There's no cockpit cam in Grid 2. None whatsoever. So if you're inclined to turn your fine-tuned petrol head nose up at those who play using unrealistic camera perspectives, this game will have you feeling like the very Tin Lizzie plebeians you so mercilessly mock, sitting on your throne of scrapped exhausts. But that shouldn't put you off.
While the lack of a cockpit view is a definite shame, Grid 2 still manages to provide exhilarating racing across a huge variety of competitive disciplines. It's very similar to the original, and those already invested in the series will quickly realise that Grid 2 plays it pretty safe, but the quality of content on offer here is high despite the reserved delivery.
Split across three continents, Grid 2's campaign structure is bog standard. You start with nothing - no fans, cash or cars - and gradually work your way through the World Series Racing table, earning new rides and budding followers that boost your championship standings. The structure itself is tried and tested, and Grid 2 is impressively sizeable, but the main events are punctuated with awkward real-life mocked-up ESPN interviews that try to give some real life context to the spectacle.
There are computers displaying Q&A sessions with your driver, and other stuff that forces the LOLs of today's technological world in your unsuspecting face. It's all stilted and completely unnecessary to what Grid 2 does as a game. We just want to drive fast cars, mate.
The event structure is tightly-knit at first, filtering you through a limited number of events to curate amass cars and progress to the more substantial tiers, but there's enough diversity in the actual racing to keep things interesting.

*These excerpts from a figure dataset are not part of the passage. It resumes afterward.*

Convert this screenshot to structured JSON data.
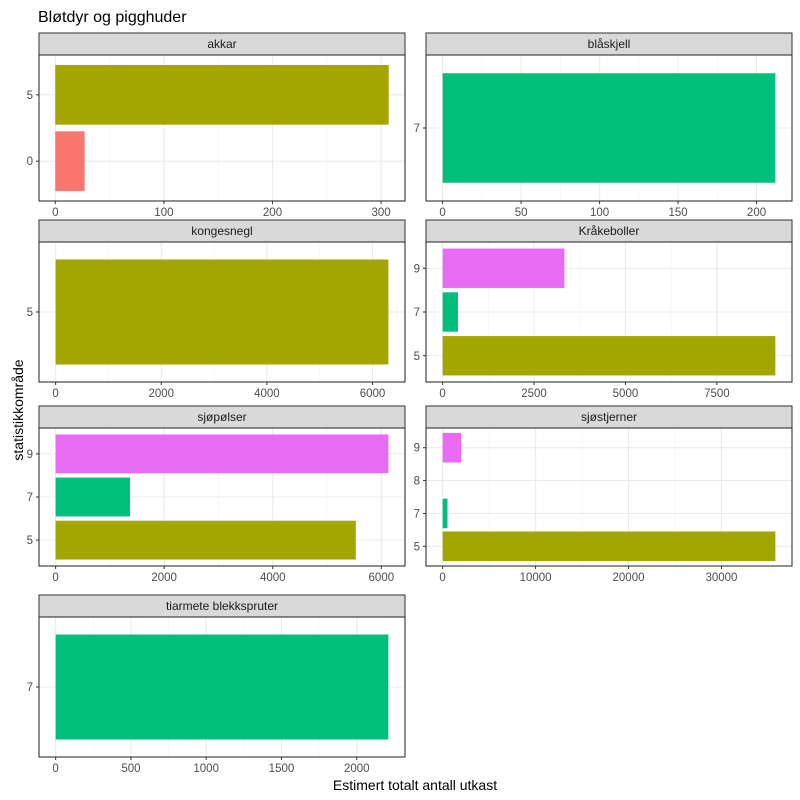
{
  "chart_data": {
    "type": "bar",
    "orientation": "horizontal",
    "title": "Bløtdyr og pigghuder",
    "xlabel": "Estimert totalt antall utkast",
    "ylabel": "statistikkområde",
    "colors": {
      "5": "#A3A500",
      "0": "#F8766D",
      "7": "#00BF7D",
      "9": "#E76BF3"
    },
    "panels": [
      {
        "strip": "akkar",
        "categories": [
          "0",
          "5"
        ],
        "bars": [
          {
            "category": "0",
            "value": 27
          },
          {
            "category": "5",
            "value": 307
          }
        ],
        "xlim": [
          -15,
          322
        ],
        "xticks": [
          0,
          100,
          200,
          300
        ]
      },
      {
        "strip": "blåskjell",
        "categories": [
          "7"
        ],
        "bars": [
          {
            "category": "7",
            "value": 212
          }
        ],
        "xlim": [
          -10.6,
          222.6
        ],
        "xticks": [
          0,
          50,
          100,
          150,
          200
        ]
      },
      {
        "strip": "kongesnegl",
        "categories": [
          "5"
        ],
        "bars": [
          {
            "category": "5",
            "value": 6300
          }
        ],
        "xlim": [
          -315,
          6615
        ],
        "xticks": [
          0,
          2000,
          4000,
          6000
        ]
      },
      {
        "strip": "Kråkeboller",
        "categories": [
          "5",
          "7",
          "9"
        ],
        "bars": [
          {
            "category": "5",
            "value": 9100
          },
          {
            "category": "7",
            "value": 420
          },
          {
            "category": "9",
            "value": 3330
          }
        ],
        "xlim": [
          -455,
          9555
        ],
        "xticks": [
          0,
          2500,
          5000,
          7500
        ]
      },
      {
        "strip": "sjøpølser",
        "categories": [
          "5",
          "7",
          "9"
        ],
        "bars": [
          {
            "category": "5",
            "value": 5530
          },
          {
            "category": "7",
            "value": 1370
          },
          {
            "category": "9",
            "value": 6130
          }
        ],
        "xlim": [
          -306,
          6436
        ],
        "xticks": [
          0,
          2000,
          4000,
          6000
        ]
      },
      {
        "strip": "sjøstjerner",
        "categories": [
          "5",
          "7",
          "8",
          "9"
        ],
        "bars": [
          {
            "category": "5",
            "value": 35800
          },
          {
            "category": "7",
            "value": 520
          },
          {
            "category": "9",
            "value": 2000
          }
        ],
        "xlim": [
          -1790,
          37590
        ],
        "xticks": [
          0,
          10000,
          20000,
          30000
        ]
      },
      {
        "strip": "tiarmete blekkspruter",
        "categories": [
          "7"
        ],
        "bars": [
          {
            "category": "7",
            "value": 2210
          }
        ],
        "xlim": [
          -110.5,
          2320.5
        ],
        "xticks": [
          0,
          500,
          1000,
          1500,
          2000
        ]
      }
    ]
  }
}
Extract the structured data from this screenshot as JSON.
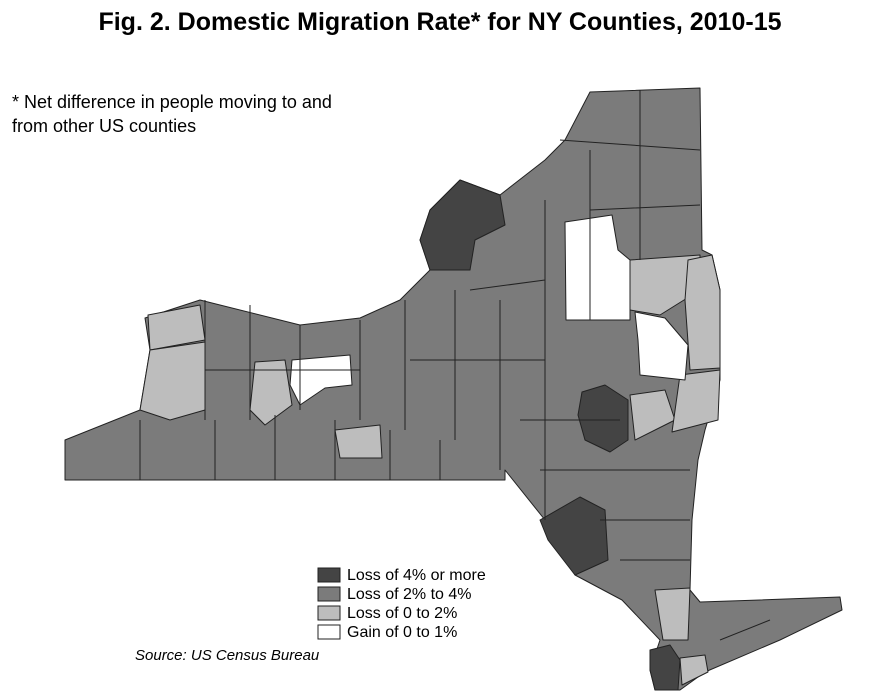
{
  "title": "Fig. 2. Domestic Migration Rate* for NY Counties, 2010-15",
  "note": [
    "* Net difference in people moving to and",
    "from other US counties"
  ],
  "legend": [
    {
      "label": "Loss of 4% or more",
      "color": "#444444"
    },
    {
      "label": "Loss of 2% to 4%",
      "color": "#7b7b7b"
    },
    {
      "label": "Loss of 0 to 2%",
      "color": "#bdbdbd"
    },
    {
      "label": "Gain of 0 to 1%",
      "color": "#ffffff"
    }
  ],
  "source": "Source: US Census Bureau"
}
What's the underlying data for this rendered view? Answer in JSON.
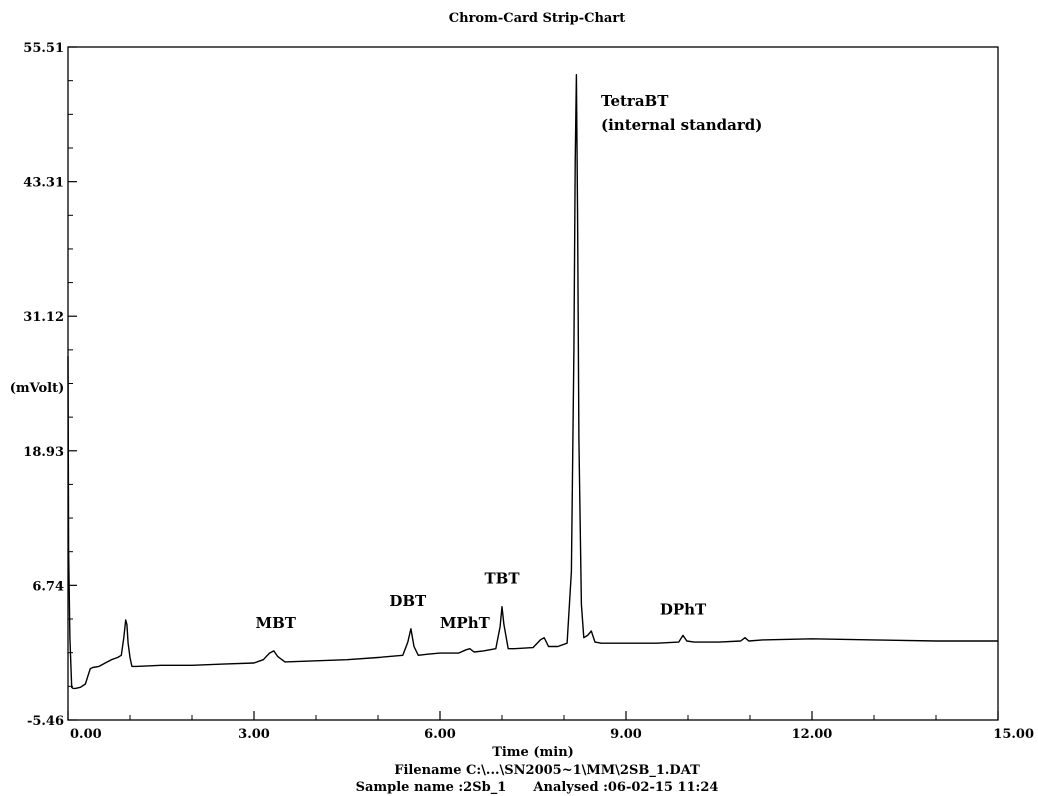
{
  "chart_data": {
    "type": "line",
    "title": "Chrom-Card Strip-Chart",
    "xlabel": "Time (min)",
    "ylabel": "(mVolt)",
    "xlim": [
      0,
      15
    ],
    "ylim": [
      -5.46,
      55.51
    ],
    "x_ticks": [
      "0.00",
      "3.00",
      "6.00",
      "9.00",
      "12.00",
      "15.00"
    ],
    "y_ticks": [
      "-5.46",
      "6.74",
      "18.93",
      "31.12",
      "43.31",
      "55.51"
    ],
    "grid": false,
    "series": [
      {
        "x": [
          0.0,
          0.01,
          0.03,
          0.05,
          0.06,
          0.08,
          0.12,
          0.2,
          0.28,
          0.32,
          0.36,
          0.4,
          0.5,
          0.6,
          0.7,
          0.8,
          0.86,
          0.9,
          0.93,
          0.95,
          0.97,
          1.0,
          1.03,
          1.1,
          1.5,
          2.0,
          2.5,
          3.0,
          3.15,
          3.25,
          3.32,
          3.38,
          3.5,
          4.0,
          4.5,
          5.0,
          5.4,
          5.48,
          5.53,
          5.58,
          5.65,
          5.8,
          6.0,
          6.3,
          6.42,
          6.48,
          6.55,
          6.7,
          6.9,
          6.97,
          7.0,
          7.03,
          7.1,
          7.2,
          7.5,
          7.62,
          7.68,
          7.75,
          7.9,
          8.05,
          8.12,
          8.16,
          8.18,
          8.2,
          8.22,
          8.24,
          8.28,
          8.32,
          8.38,
          8.44,
          8.5,
          8.6,
          9.0,
          9.5,
          9.85,
          9.92,
          9.98,
          10.1,
          10.5,
          10.85,
          10.92,
          10.98,
          11.2,
          12.0,
          13.0,
          14.0,
          15.0
        ],
        "y": [
          27.5,
          10.0,
          2.0,
          -1.0,
          -2.5,
          -2.6,
          -2.6,
          -2.5,
          -2.2,
          -1.5,
          -0.8,
          -0.7,
          -0.6,
          -0.3,
          0.0,
          0.2,
          0.4,
          2.0,
          3.6,
          3.2,
          1.5,
          0.2,
          -0.6,
          -0.6,
          -0.5,
          -0.5,
          -0.4,
          -0.3,
          0.0,
          0.6,
          0.8,
          0.3,
          -0.2,
          -0.1,
          0.0,
          0.2,
          0.4,
          1.6,
          2.8,
          1.2,
          0.4,
          0.5,
          0.6,
          0.6,
          0.9,
          1.0,
          0.7,
          0.8,
          1.0,
          3.0,
          4.8,
          3.2,
          1.0,
          1.0,
          1.1,
          1.8,
          2.0,
          1.2,
          1.2,
          1.5,
          8.0,
          28.0,
          45.0,
          53.0,
          40.0,
          20.0,
          5.0,
          2.0,
          2.2,
          2.6,
          1.6,
          1.5,
          1.5,
          1.5,
          1.6,
          2.2,
          1.7,
          1.6,
          1.6,
          1.7,
          2.0,
          1.7,
          1.8,
          1.9,
          1.8,
          1.7,
          1.7
        ]
      }
    ],
    "annotations": [
      {
        "text": "MBT",
        "x": 3.35,
        "y": 1.8
      },
      {
        "text": "DBT",
        "x": 5.48,
        "y": 3.8
      },
      {
        "text": "MPhT",
        "x": 6.4,
        "y": 1.8
      },
      {
        "text": "TBT",
        "x": 7.0,
        "y": 5.8
      },
      {
        "text": "DPhT",
        "x": 9.92,
        "y": 3.0
      }
    ],
    "annotation_tetrabt": {
      "line1": "TetraBT",
      "line2": "(internal standard)",
      "x": 8.28,
      "y": 48.5
    }
  },
  "footer": {
    "filename": "Filename C:\\...\\SN2005~1\\MM\\2SB_1.DAT",
    "sample": "Sample name :2Sb_1      Analysed :06-02-15 11:24"
  },
  "colors": {
    "line": "#000000",
    "axis": "#000000",
    "background": "#ffffff"
  }
}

Standard races in the bustle of US and Europe are accompanied by familiar, exclusively Asian disciplines like Drift, which is more focused on slick sideways control of the car, rather than point-to-point apex accuracy. Unsurprisingly, every location looks absolutely gorgeous. Codies' games have started thinning the graphical jumps between new games thanks to the Xbox's processing ceiling, but Grid 2 is still a remarkable looking racer.
In order to maximize your driving performance, it's important to pick the right class of car. Pick a grip car for a drift event and you'll have a hard time getting any rubber burning, whilst driving a drift ride for a blazing street chase through Miami will get you stuck spinning in circles instead of stood proudly on the podium. The grip and drift classes are the main distinction between handling, but every car - there are a lot of them - has its own nuances you can experiment with on the track. All told, the handling is spot on across the board, and it balances fun, speed and precision better than any other arcade racer out there.
The new Live Routes mode removes the mini-map entirely, randomly generating courses as you race. This ramps up the challenge by forcing you to race without being able to anticipate where you'll be turning next. Having to balance your racing ruthlessness with more generous use of the brake pedal makes for tougher victories. These events are balanced really well throughout the campaign, and aren't overused to the point where it becomes a gimmick. We're still debating whether Live Routes genuinely generates tracks as you go, though - pretty sure the obscuration of the mini-map is the magic here.
Everything extends online, which makes Grid 2's multiplayer one of the best and largest in the business. There's a ranking system, a modified flashback function, and all of the modes from the campaign. It's familiar, but the fact the single player is lifted wholesale gives the multiplayer the longevity and variety it needs to be a fantastic portion of the game. Most importantly, it's pure fun.